Le « Grand Tibet », tel qu'il est décrit par le dalaï-lama dans ses mémoires « Freedom in Exile », correspond-il aux territoires où les Tibétains étaient majoritaires au début du 20ème siècle ? Non, parce qu'au cours des siècles, de grandes parties sont devenues partiellement Hui, Mongole ou Han.

 

Prenons la province du Qinghai : un tiers de la population est tibétaine, un autre tiers est Hui, et les Han, les derniers arrivés, occupent le dernier tiers qu'ils partagent avec d'autres groupes ethniques plus petits, Mongols et Tu. Le 14ème dalaï-lama trace la frontière Sud de son « Grand Tibet » à partir de là où le Yangzi commence sa grande courbe vers le Nord (à la frontière entre Sichuan et Yunnan), horizontalement vers l’Ouest. Dans ces régions du Nord du Yunnan vivent les Yi, les Naxi, les Nu, les Lisu et les Bai. A titre d’indication, le territoire des Yi est un peu plus grand que celui de la Belgique.
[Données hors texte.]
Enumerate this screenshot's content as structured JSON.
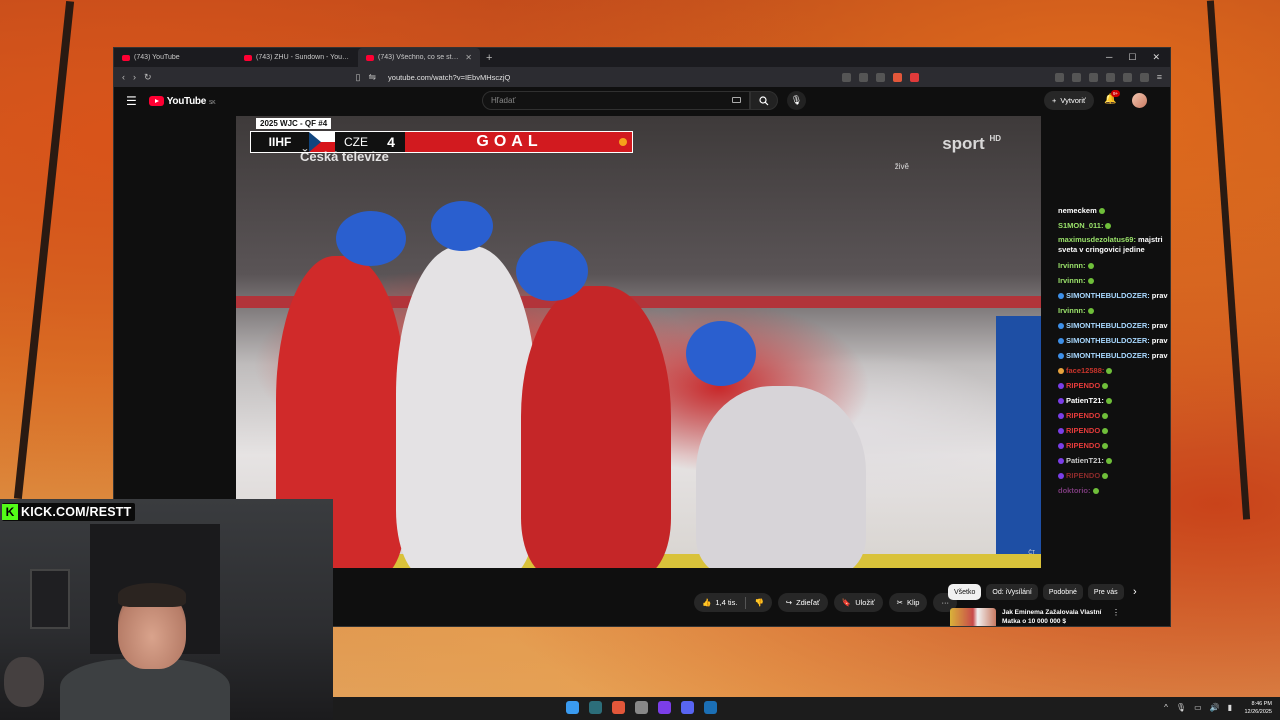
{
  "browser": {
    "tabs": [
      {
        "label": "(743) YouTube",
        "active": false
      },
      {
        "label": "(743) ZHU - Sundown - YouTube",
        "active": false
      },
      {
        "label": "(743) Všechno, co se stalo v …",
        "active": true
      }
    ],
    "new_tab": "+",
    "url": "youtube.com/watch?v=IEbvMHsczjQ"
  },
  "youtube": {
    "logo_text": "YouTube",
    "country": "SK",
    "search_placeholder": "Hľadať",
    "create_label": "Vytvoriť",
    "notification_count": "9+"
  },
  "video": {
    "tag": "2025 WJC - QF #4",
    "scorebug": {
      "league": "IIHF",
      "team": "CZE",
      "score": "4",
      "event": "GOAL"
    },
    "broadcaster_logo": "Česká televize",
    "channel_logo": "sport",
    "channel_hd": "HD",
    "live_label": "živě",
    "corner_logo": "ČT"
  },
  "chat": [
    {
      "user": "nemeckem",
      "color": "#ffffff",
      "badge": "",
      "msg": ""
    },
    {
      "user": "S1MON_011:",
      "color": "#9be36b",
      "badge": "",
      "msg": ""
    },
    {
      "user": "maximusdezolatus69:",
      "color": "#9be36b",
      "badge": "",
      "msg": "majstri sveta v cringovici jedine",
      "wrap": true
    },
    {
      "user": "Irvinnn:",
      "color": "#9be36b",
      "badge": "",
      "msg": ""
    },
    {
      "user": "Irvinnn:",
      "color": "#9be36b",
      "badge": "",
      "msg": ""
    },
    {
      "user": "SIMONTHEBULDOZER:",
      "color": "#a8d8ff",
      "badge": "#3d8fe8",
      "msg": "pravda"
    },
    {
      "user": "Irvinnn:",
      "color": "#9be36b",
      "badge": "",
      "msg": ""
    },
    {
      "user": "SIMONTHEBULDOZER:",
      "color": "#a8d8ff",
      "badge": "#3d8fe8",
      "msg": "pravda"
    },
    {
      "user": "SIMONTHEBULDOZER:",
      "color": "#a8d8ff",
      "badge": "#3d8fe8",
      "msg": "pravda"
    },
    {
      "user": "SIMONTHEBULDOZER:",
      "color": "#a8d8ff",
      "badge": "#3d8fe8",
      "msg": "pravda"
    },
    {
      "user": "face12588:",
      "color": "#c7342b",
      "badge": "#e8a33d",
      "msg": ""
    },
    {
      "user": "RIPENDO",
      "color": "#e23a3a",
      "badge": "#7b3ee8",
      "msg": ""
    },
    {
      "user": "PatienT21:",
      "color": "#ffffff",
      "badge": "#7b3ee8",
      "msg": ""
    },
    {
      "user": "RIPENDO",
      "color": "#e23a3a",
      "badge": "#7b3ee8",
      "msg": ""
    },
    {
      "user": "RIPENDO",
      "color": "#e23a3a",
      "badge": "#7b3ee8",
      "msg": ""
    },
    {
      "user": "RIPENDO",
      "color": "#e23a3a",
      "badge": "#7b3ee8",
      "msg": ""
    },
    {
      "user": "PatienT21:",
      "color": "#cccccc",
      "badge": "#7b3ee8",
      "msg": ""
    },
    {
      "user": "RIPENDO",
      "color": "#8a2a2a",
      "badge": "#7b3ee8",
      "msg": ""
    },
    {
      "user": "doktorio:",
      "color": "#7a3a7a",
      "badge": "",
      "msg": ""
    }
  ],
  "actions": {
    "like": "1,4 tis.",
    "share": "Zdieľať",
    "save": "Uložiť",
    "clip": "Klip",
    "more": "···"
  },
  "chips": [
    "Všetko",
    "Od: iVysílání",
    "Podobné",
    "Pre vás"
  ],
  "recommendation": {
    "title": "Jak Eminema Zažalovala Vlastní Matka o 10 000 000 $"
  },
  "stream": {
    "kick": "KICK.COM/RESTT"
  },
  "taskbar": {
    "time": "8:46 PM",
    "date": "12/26/2025"
  },
  "colors": {
    "yt_red": "#ff0033",
    "kick_green": "#53fc18",
    "goal_red": "#d21a1f"
  }
}
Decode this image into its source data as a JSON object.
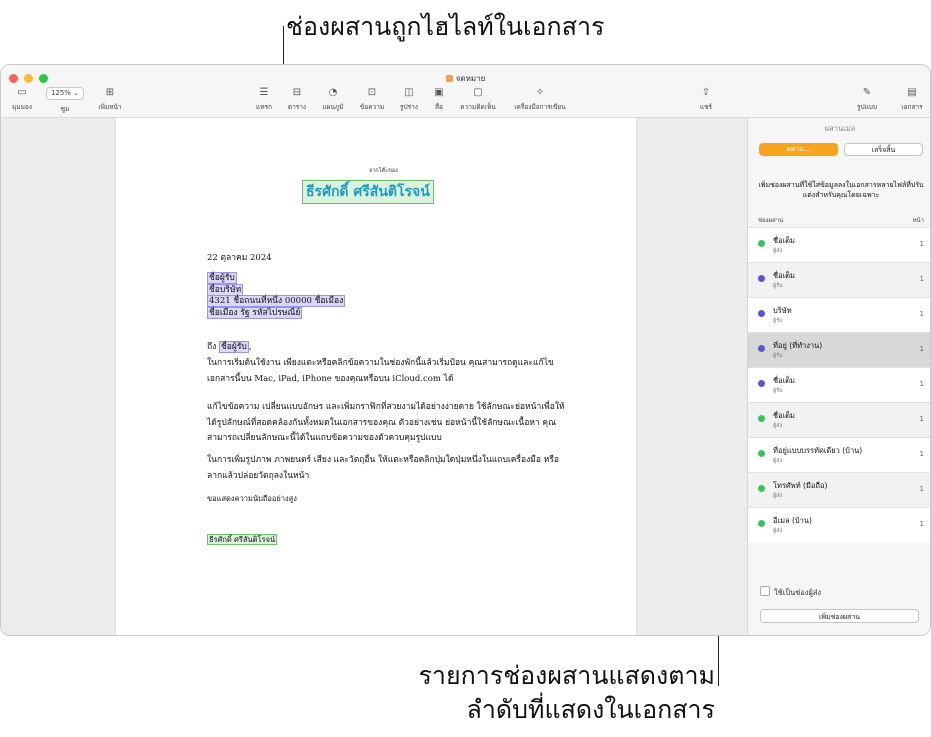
{
  "callouts": {
    "top": "ช่องผสานถูกไฮไลท์ในเอกสาร",
    "bottom_line1": "รายการช่องผสานแสดงตาม",
    "bottom_line2": "ลำดับที่แสดงในเอกสาร"
  },
  "window": {
    "title": "จดหมาย",
    "traffic_light_colors": [
      "#ff5f57",
      "#febc2e",
      "#28c840"
    ]
  },
  "toolbar": {
    "view": "มุมมอง",
    "zoom_value": "125%",
    "zoom_label": "ซูม",
    "add_page": "เพิ่มหน้า",
    "insert": "แทรก",
    "table": "ตาราง",
    "chart": "แผนภูมิ",
    "text": "ข้อความ",
    "shape": "รูปร่าง",
    "media": "สื่อ",
    "comment": "ความคิดเห็น",
    "writing_tools": "เครื่องมือการเขียน",
    "share": "แชร์",
    "format": "รูปแบบ",
    "document": "เอกสาร"
  },
  "document": {
    "from_label": "จากโต๊ะของ",
    "sender_name": "ธีรศักดิ์ ศรีสันติโรจน์",
    "date": "22 ตุลาคม 2024",
    "address": [
      "ชื่อผู้รับ",
      "ชื่อบริษัท",
      "4321 ชื่อถนนที่หนึ่ง 00000 ชื่อเมือง",
      "ชื่อเมือง รัฐ รหัสไปรษณีย์"
    ],
    "greeting_prefix": "ถึง",
    "greeting_field": "ชื่อผู้รับ",
    "greeting_suffix": ",",
    "para1": "ในการเริ่มต้นใช้งาน เพียงแตะหรือคลิกข้อความในช่องพักนี้แล้วเริ่มป้อน คุณสามารถดูและแก้ไขเอกสารนี้บน Mac, iPad, iPhone ของคุณหรือบน iCloud.com ได้",
    "para2": "แก้ไขข้อความ เปลี่ยนแบบอักษร และเพิ่มกราฟิกที่สวยงามได้อย่างง่ายดาย ใช้ลักษณะย่อหน้าเพื่อให้ได้รูปลักษณ์ที่สอดคล้องกันทั้งหมดในเอกสารของคุณ ตัวอย่างเช่น ย่อหน้านี้ใช้ลักษณะเนื้อหา คุณสามารถเปลี่ยนลักษณะนี้ได้ในแถบข้อความของตัวควบคุมรูปแบบ",
    "para3": "ในการเพิ่มรูปภาพ ภาพยนตร์ เสียง และวัตถุอื่น ให้แตะหรือคลิกปุ่มใดปุ่มหนึ่งในแถบเครื่องมือ หรือลากแล้วปล่อยวัตถุลงในหน้า",
    "closing": "ขอแสดงความนับถืออย่างสูง",
    "signature": "ธีรศักดิ์ ศรีสันติโรจน์"
  },
  "panel": {
    "title": "ผสานเมล",
    "merge_button": "ผสาน...",
    "done_button": "เสร็จสิ้น",
    "description": "เพิ่มช่องผสานที่ใช้ใส่ข้อมูลลงในเอกสารหลายไฟล์ที่ปรับแต่งสำหรับคุณโดยเฉพาะ",
    "col_field": "ช่องผสาน",
    "col_page": "หน้า",
    "fields": [
      {
        "name": "ชื่อเต็ม",
        "role": "ผู้ส่ง",
        "page": "1",
        "color": "#34c759"
      },
      {
        "name": "ชื่อเต็ม",
        "role": "ผู้รับ",
        "page": "1",
        "color": "#5856d6"
      },
      {
        "name": "บริษัท",
        "role": "ผู้รับ",
        "page": "1",
        "color": "#5856d6"
      },
      {
        "name": "ที่อยู่ (ที่ทำงาน)",
        "role": "ผู้รับ",
        "page": "1",
        "color": "#5856d6"
      },
      {
        "name": "ชื่อเต็ม",
        "role": "ผู้รับ",
        "page": "1",
        "color": "#5856d6"
      },
      {
        "name": "ชื่อเต็ม",
        "role": "ผู้ส่ง",
        "page": "1",
        "color": "#34c759"
      },
      {
        "name": "ที่อยู่แบบบรรทัดเดียว (บ้าน)",
        "role": "ผู้ส่ง",
        "page": "1",
        "color": "#34c759"
      },
      {
        "name": "โทรศัพท์ (มือถือ)",
        "role": "ผู้ส่ง",
        "page": "1",
        "color": "#34c759"
      },
      {
        "name": "อีเมล (บ้าน)",
        "role": "ผู้ส่ง",
        "page": "1",
        "color": "#34c759"
      }
    ],
    "use_sender_label": "ใช้เป็นช่องผู้ส่ง",
    "add_field_button": "เพิ่มช่องผสาน"
  }
}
Dans les territoires situés à l’Est et au Sud-Est de son « Grand Tibet » où, depuis toujours et encore aujourd’hui, habitent d’autres peuples, la réalité est encore plus complexe.

 

En arrondissant les calculs, on arrive pour la population du « Grand Tibet du dalaï-lama » aux chiffres de 6 millions de Tibétains pour 4 millions de Han, 2 millions de Hui, 2 millions de Yi et 2 millions d’autres ethnies. Ceci nous donne un total de 10 millions de non-Tibétains pour 6 millions de Tibétains (1). Si les Tibétains forment bien le plus grand groupe ethnique, ils sont moins nombreux que tous les autres groupes réunis. Pourquoi qualifier de « tibétain » des zones entières occupées par un tel mélange de populations ?... et le 14ème dalaï-lama offrirait-il à tous ces peuples différents une « autonomie significative », telle qu’il la réclame pour « son propre peuple » ?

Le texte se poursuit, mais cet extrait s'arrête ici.